SYNTHETIC CANNABIS KILLS ANOTHER MAN IN NORTH QUEENSLAND AUSTRALIA
Posted on January 14, 2015 | By Henry | Leave a response
IS THIS A CASE TO USE THE REAL THING?
UPDATE: A second man, 41, has died in what police believe is a case of poisoning from synthetic cannabis.
Earlier today police announced that a 33-year-old man had died in Mackay yesterday and that other people were in hospital.
Detective Acting Inspector Sam Bliss said police were investigating the circumstances surrounding the deaths.
Queensland Police and health officials are concerned that the sudden deaths follows a spate of recent incidents in the area with possible links to the use of synthetic cannabis.
In a statement, Detective Acting Inspector Bliss warned that while these materials are readily available online and in suburban shops, they’re neither legal nor safe.
“The chemical compounds found in these drugs are dangerous and are not herbal or natural alternatives to ‘real drugs’. They contain synthetic compounds which are toxic and extremely dangerous,” she said.
Dr David Farlow of the Mackay Base Hospital confirmed they have seen an increase in admissions surrounding synthetic drug use at the hospital.

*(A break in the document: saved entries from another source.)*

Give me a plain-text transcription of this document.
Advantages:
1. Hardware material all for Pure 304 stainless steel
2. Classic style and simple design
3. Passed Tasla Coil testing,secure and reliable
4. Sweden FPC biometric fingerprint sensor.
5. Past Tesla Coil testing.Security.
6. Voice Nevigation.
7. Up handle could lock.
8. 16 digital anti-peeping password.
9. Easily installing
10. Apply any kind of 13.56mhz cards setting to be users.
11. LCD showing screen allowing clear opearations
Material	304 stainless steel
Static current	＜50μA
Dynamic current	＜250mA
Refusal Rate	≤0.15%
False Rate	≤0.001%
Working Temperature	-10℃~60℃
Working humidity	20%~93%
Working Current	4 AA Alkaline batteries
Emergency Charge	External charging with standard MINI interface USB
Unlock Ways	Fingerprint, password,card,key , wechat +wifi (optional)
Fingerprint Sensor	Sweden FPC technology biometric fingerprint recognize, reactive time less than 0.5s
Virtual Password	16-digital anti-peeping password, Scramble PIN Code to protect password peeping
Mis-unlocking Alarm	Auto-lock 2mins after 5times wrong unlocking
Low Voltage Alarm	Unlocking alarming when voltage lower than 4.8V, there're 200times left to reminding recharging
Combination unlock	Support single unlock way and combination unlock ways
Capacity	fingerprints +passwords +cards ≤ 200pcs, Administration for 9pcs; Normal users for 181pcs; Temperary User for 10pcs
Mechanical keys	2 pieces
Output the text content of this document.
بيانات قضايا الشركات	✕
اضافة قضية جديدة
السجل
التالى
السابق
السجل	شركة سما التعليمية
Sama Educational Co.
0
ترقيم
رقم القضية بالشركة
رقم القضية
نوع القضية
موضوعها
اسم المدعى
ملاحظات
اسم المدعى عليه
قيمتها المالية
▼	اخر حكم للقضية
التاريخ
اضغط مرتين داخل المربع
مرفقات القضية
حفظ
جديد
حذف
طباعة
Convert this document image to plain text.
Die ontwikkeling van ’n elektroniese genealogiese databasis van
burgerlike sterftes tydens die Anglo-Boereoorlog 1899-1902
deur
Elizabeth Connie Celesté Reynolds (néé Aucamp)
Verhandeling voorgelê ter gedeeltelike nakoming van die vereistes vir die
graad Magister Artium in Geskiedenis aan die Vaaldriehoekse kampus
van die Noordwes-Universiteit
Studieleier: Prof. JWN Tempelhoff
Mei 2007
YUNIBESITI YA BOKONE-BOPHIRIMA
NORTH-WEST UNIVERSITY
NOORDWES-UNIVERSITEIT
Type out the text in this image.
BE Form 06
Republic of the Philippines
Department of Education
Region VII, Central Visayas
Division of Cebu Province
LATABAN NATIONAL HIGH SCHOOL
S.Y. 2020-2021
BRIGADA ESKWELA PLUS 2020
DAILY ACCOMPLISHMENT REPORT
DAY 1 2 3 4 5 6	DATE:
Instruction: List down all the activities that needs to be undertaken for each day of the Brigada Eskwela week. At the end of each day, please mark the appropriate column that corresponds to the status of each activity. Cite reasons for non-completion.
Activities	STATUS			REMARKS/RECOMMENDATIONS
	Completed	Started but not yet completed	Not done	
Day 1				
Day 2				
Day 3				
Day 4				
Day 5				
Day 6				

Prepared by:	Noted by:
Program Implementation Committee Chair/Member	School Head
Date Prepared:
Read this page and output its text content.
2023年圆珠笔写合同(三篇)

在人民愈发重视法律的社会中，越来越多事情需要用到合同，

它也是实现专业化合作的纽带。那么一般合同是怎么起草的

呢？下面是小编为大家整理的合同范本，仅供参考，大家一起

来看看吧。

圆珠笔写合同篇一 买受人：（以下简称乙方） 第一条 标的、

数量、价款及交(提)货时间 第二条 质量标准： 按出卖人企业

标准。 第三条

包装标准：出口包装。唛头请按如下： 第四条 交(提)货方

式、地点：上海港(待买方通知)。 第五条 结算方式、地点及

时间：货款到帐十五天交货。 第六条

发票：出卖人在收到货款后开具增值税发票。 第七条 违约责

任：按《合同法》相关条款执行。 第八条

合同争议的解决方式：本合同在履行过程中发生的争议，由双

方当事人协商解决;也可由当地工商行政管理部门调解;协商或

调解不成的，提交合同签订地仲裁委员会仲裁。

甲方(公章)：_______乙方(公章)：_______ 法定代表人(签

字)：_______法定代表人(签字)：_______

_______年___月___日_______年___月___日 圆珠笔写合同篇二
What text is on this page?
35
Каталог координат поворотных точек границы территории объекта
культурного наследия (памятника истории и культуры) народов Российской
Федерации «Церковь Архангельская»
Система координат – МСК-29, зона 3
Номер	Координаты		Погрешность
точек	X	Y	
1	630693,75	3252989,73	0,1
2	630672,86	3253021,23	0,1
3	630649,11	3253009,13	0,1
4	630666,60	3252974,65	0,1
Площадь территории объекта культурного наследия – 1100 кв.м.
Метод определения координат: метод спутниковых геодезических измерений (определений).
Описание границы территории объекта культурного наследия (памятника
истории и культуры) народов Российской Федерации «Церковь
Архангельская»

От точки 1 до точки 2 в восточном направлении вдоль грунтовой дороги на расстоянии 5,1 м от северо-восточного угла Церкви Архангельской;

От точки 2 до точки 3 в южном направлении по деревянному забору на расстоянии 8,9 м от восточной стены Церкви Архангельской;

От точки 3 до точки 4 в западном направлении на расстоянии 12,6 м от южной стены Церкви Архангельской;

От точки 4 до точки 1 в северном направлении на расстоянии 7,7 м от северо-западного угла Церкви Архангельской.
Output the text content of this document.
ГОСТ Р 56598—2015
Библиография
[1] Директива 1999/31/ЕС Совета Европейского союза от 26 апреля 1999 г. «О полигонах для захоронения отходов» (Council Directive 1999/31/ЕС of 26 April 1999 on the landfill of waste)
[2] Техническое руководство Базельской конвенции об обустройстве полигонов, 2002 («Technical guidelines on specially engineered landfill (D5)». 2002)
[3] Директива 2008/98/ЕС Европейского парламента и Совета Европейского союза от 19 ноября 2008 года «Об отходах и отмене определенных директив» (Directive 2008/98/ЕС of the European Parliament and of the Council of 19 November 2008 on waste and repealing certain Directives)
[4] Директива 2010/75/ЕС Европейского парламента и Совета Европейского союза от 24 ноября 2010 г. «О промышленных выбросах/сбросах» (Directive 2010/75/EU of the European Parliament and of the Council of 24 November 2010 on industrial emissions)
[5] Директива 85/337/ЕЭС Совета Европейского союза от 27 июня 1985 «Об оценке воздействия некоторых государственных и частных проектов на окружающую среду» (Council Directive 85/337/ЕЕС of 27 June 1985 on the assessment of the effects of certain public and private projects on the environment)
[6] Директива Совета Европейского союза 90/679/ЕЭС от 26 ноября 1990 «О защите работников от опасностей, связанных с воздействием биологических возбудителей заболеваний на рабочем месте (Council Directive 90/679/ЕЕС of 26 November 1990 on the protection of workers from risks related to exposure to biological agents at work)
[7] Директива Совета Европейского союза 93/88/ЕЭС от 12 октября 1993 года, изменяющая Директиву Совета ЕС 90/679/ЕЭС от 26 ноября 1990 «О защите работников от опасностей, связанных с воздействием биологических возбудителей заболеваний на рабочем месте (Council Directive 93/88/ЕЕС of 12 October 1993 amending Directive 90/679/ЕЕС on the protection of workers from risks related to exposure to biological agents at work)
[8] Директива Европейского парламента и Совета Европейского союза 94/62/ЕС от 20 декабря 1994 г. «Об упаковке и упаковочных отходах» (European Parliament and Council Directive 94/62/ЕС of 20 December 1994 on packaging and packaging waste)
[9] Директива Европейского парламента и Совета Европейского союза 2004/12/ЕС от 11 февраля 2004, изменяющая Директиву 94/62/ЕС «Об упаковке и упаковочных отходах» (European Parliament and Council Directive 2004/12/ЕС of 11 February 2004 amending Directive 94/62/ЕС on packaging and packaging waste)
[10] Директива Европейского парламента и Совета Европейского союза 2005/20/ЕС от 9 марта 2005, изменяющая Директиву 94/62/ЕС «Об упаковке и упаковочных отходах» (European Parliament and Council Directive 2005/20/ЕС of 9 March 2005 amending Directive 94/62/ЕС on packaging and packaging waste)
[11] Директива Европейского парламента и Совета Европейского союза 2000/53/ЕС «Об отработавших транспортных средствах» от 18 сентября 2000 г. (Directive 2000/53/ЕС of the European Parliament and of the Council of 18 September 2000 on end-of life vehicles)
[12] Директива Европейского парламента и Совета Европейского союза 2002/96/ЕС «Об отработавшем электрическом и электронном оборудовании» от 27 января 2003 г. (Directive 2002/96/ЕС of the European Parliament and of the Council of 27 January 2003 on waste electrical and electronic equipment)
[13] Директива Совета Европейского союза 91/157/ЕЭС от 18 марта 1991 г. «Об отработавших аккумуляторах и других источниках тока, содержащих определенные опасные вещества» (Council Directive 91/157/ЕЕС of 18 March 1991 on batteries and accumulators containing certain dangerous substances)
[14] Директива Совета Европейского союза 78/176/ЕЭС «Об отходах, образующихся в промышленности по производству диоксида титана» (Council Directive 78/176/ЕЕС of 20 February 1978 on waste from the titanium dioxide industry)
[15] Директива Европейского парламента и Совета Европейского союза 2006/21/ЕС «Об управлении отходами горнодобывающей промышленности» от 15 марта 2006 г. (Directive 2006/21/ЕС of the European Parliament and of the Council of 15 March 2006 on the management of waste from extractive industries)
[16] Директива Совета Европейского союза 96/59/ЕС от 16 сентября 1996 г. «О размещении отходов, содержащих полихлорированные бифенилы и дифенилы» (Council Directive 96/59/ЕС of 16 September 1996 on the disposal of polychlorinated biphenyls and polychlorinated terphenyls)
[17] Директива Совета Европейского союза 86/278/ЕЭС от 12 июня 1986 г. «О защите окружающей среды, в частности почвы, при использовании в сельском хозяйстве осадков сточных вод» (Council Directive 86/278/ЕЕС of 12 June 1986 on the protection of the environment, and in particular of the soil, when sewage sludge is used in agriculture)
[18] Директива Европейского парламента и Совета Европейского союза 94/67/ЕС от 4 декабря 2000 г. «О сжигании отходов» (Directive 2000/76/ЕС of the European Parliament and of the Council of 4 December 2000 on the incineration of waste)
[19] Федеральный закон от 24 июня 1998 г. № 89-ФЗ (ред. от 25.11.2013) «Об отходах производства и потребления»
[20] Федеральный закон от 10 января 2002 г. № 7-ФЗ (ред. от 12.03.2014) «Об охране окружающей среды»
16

“People need to be cautious about consuming these products where the ingredients are unknown,” Dr Farlow said.
“These drugs pose a major risk to an individual’s physical and mental health and the community.”
In August last year a Sunday-Mail special investigation confirmed at least six recent cases in North Queensland alone were under investigation by the Queensland Coroner – part of a lucrative illicit black market trade of synthetic drugs throughout the state.
Inspector Bliss, Dr Farlow and Jayney Shearman, Senior Operations Manager at the Queensland Ambulance Service, will address media in Mackay at 1.30pm.
In November last year Mackay Base Hospital emergency doctors warned they were continuing to see people “acutely unwell” after using the drugs.
It came after doctors treated seven people using synthetic cannabis in a week, including two who were placed in intensive care.
Milder symptoms included nausea, vomiting and high blood pressure.
“Others have been aggressive and acutely disturbed with psychotic symptoms,” Director of Emergency Dr Pieter Nel said at the time.
Patients had also continued to be admitted to the impatient mental health unit after using synthetic cannabis.